Muito tempo depois, o senhor daqueles servos voltou e pediu-lhes contas. O que recebeu cinco talentos, aproximou-se e apresentou outros cinco: - Senhor, disse-lhe, confiaste-me cinco talentos; eis aqui outros cinco que ganhei. Disse-lhe seu senhor: - Muito bem, servo bom e fiel; já que foste fiel no pouco, eu te confiarei muito. Vem regozijar-te com teu senhor. O que recebeu dois talentos, adiantou-se também e disse: - Senhor, confiaste-me dois talentos; eis aqui os dois outros que lucrei. Disse-lhe seu senhor: - Muito bem, servo bom e fiel; já que foste fiel no pouco, eu te confiarei muito. Vem regozijar-te com teu senhor.
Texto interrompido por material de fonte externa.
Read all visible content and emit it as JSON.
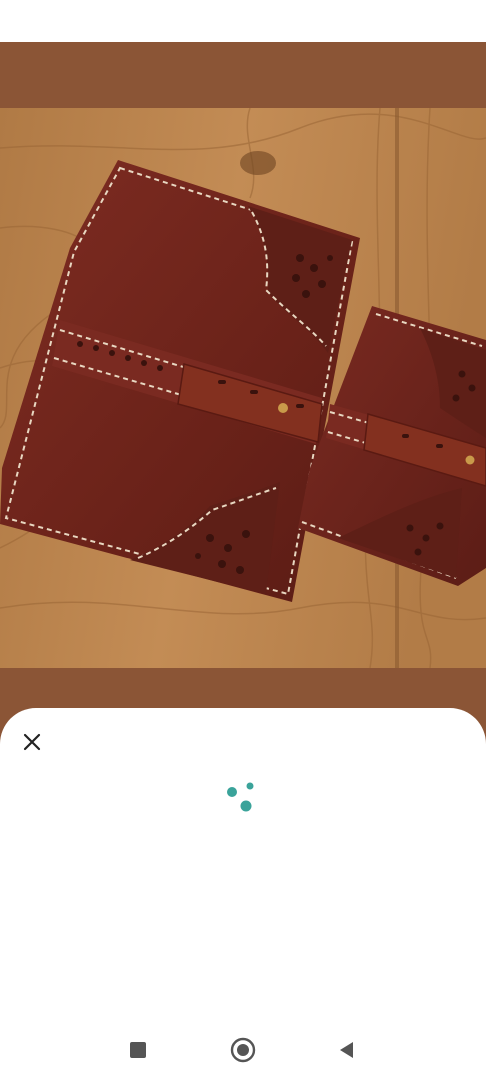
{
  "image": {
    "subject": "leather-planners-photo",
    "backdrop_color": "#8b5536"
  },
  "sheet": {
    "close_icon": "close-icon",
    "loading_icon": "loading-dots-icon",
    "accent_color": "#3aa39a"
  },
  "navigation": {
    "recents_icon": "square-icon",
    "home_icon": "circle-home-icon",
    "back_icon": "triangle-back-icon"
  }
}
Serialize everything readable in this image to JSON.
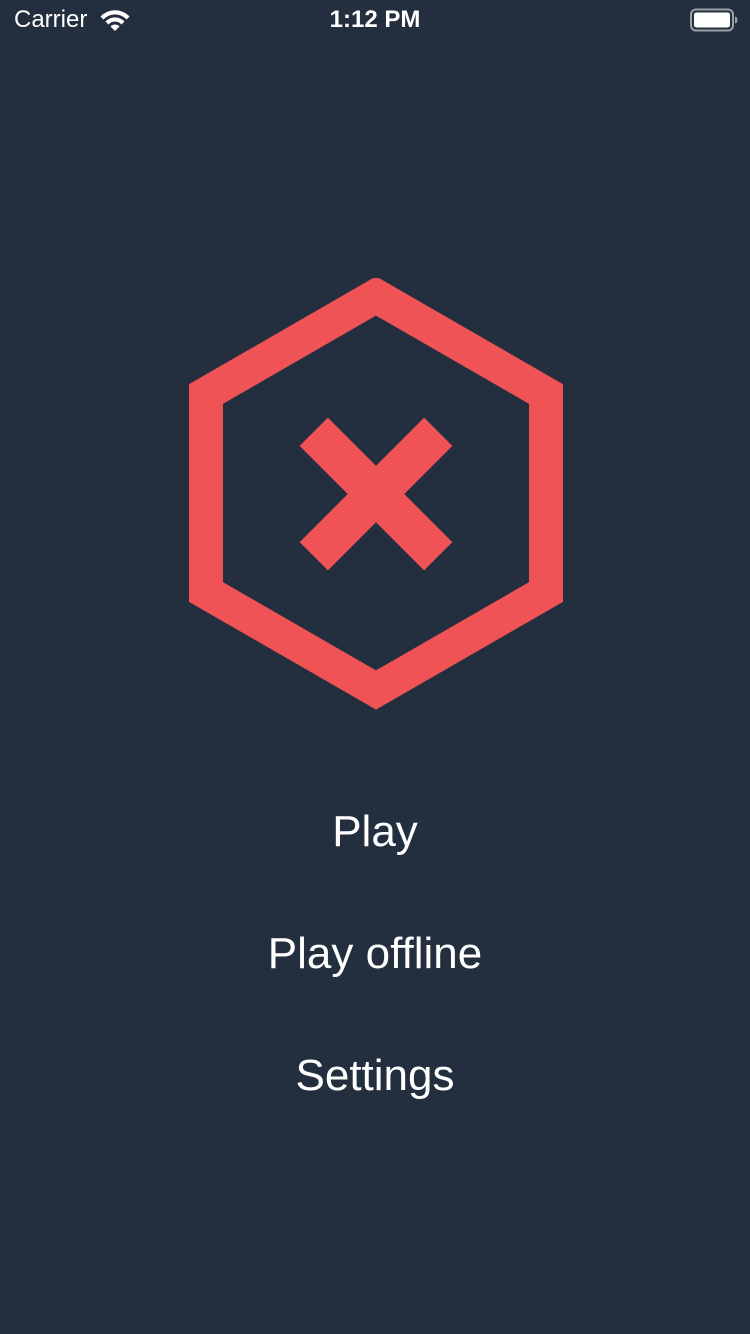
{
  "theme": {
    "background": "#232e3e",
    "accent": "#f05355",
    "text": "#ffffff"
  },
  "status_bar": {
    "carrier": "Carrier",
    "time": "1:12 PM",
    "wifi_icon": "wifi-icon",
    "battery_icon": "battery-full-icon"
  },
  "logo": {
    "icon": "hexagon-x-icon"
  },
  "menu": {
    "play_label": "Play",
    "play_offline_label": "Play offline",
    "settings_label": "Settings"
  }
}
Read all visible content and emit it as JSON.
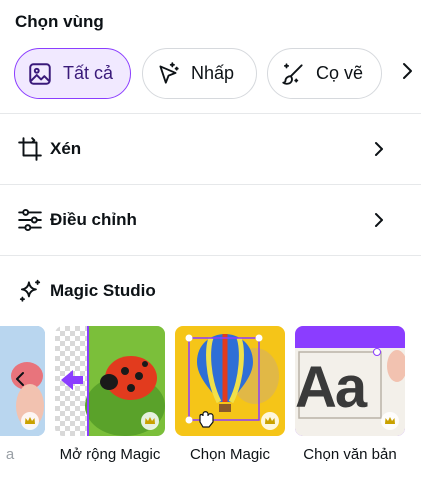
{
  "header": {
    "title": "Chọn vùng"
  },
  "chips": [
    {
      "label": "Tất cả",
      "icon": "image-icon",
      "active": true
    },
    {
      "label": "Nhấp",
      "icon": "magic-cursor-icon",
      "active": false
    },
    {
      "label": "Cọ vẽ",
      "icon": "magic-brush-icon",
      "active": false
    }
  ],
  "rows": {
    "crop": {
      "label": "Xén",
      "icon": "crop-icon"
    },
    "adjust": {
      "label": "Điều chỉnh",
      "icon": "sliders-icon"
    }
  },
  "magic": {
    "title": "Magic Studio",
    "tiles": [
      {
        "label": "a"
      },
      {
        "label": "Mở rộng Magic"
      },
      {
        "label": "Chọn Magic"
      },
      {
        "label": "Chọn văn bản"
      }
    ],
    "text_tile_glyphs": "Aa"
  },
  "colors": {
    "accent": "#8b3dff",
    "accent_bg": "#f1e9ff",
    "divider": "#e6e8ea",
    "crown": "#c9a100"
  }
}
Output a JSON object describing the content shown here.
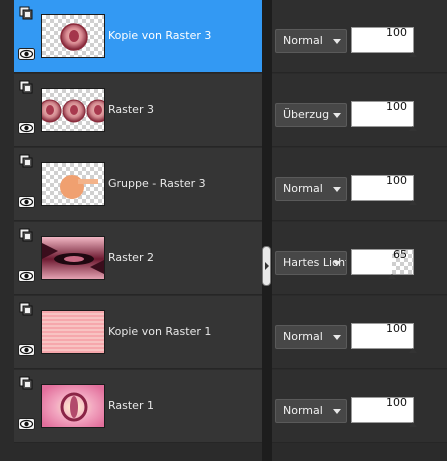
{
  "colors": {
    "selection": "#3399f3",
    "panel": "#353535",
    "background": "#2b2b2b"
  },
  "layers": [
    {
      "name": "Kopie von Raster 3",
      "blend_mode": "Normal",
      "opacity": 100,
      "selected": true,
      "thumb": "circle-lady",
      "visibility_icon": "layer-visibility-icon",
      "eye_icon": "eye-icon"
    },
    {
      "name": "Raster 3",
      "blend_mode": "Überzug",
      "opacity": 100,
      "selected": false,
      "thumb": "three-circles",
      "visibility_icon": "layer-visibility-icon",
      "eye_icon": "eye-icon"
    },
    {
      "name": "Gruppe - Raster 3",
      "blend_mode": "Normal",
      "opacity": 100,
      "selected": false,
      "thumb": "orange-blob",
      "visibility_icon": "layer-visibility-icon",
      "eye_icon": "eye-icon"
    },
    {
      "name": "Raster 2",
      "blend_mode": "Hartes Licht",
      "opacity": 65,
      "selected": false,
      "thumb": "dark-pink-pattern",
      "visibility_icon": "layer-visibility-icon",
      "eye_icon": "eye-icon"
    },
    {
      "name": "Kopie von Raster 1",
      "blend_mode": "Normal",
      "opacity": 100,
      "selected": false,
      "thumb": "pink-stripes",
      "visibility_icon": "layer-visibility-icon",
      "eye_icon": "eye-icon"
    },
    {
      "name": "Raster 1",
      "blend_mode": "Normal",
      "opacity": 100,
      "selected": false,
      "thumb": "pink-glow",
      "visibility_icon": "layer-visibility-icon",
      "eye_icon": "eye-icon"
    }
  ]
}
Veio, por fim, o que recebeu só um talento: - Senhor, disse-lhe, sabia que és um homem duro, que colhes onde não semeaste e recolhes onde não espalhaste. Por isso, tive medo e fui esconder teu talento na terra. Eis aqui, toma o que te pertence. Respondeu-lhe seu senhor: - Servo mau e preguiçoso! Sabias que colho onde não semeei e que recolho onde não espalhei. Devias, pois, levar meu dinheiro ao banco e, à minha volta, eu receberia com os juros o que é meu. Tirai-lhe este talento e dai-o ao que tem dez. Dar-se-á ao que tem e terá em abundância. Mas ao que não tem, tirar-se-á mesmo aquilo que julga ter. E a esse servo inútil, jogai-o nas trevas exteriores; ali haverá choro e ranger de dentes.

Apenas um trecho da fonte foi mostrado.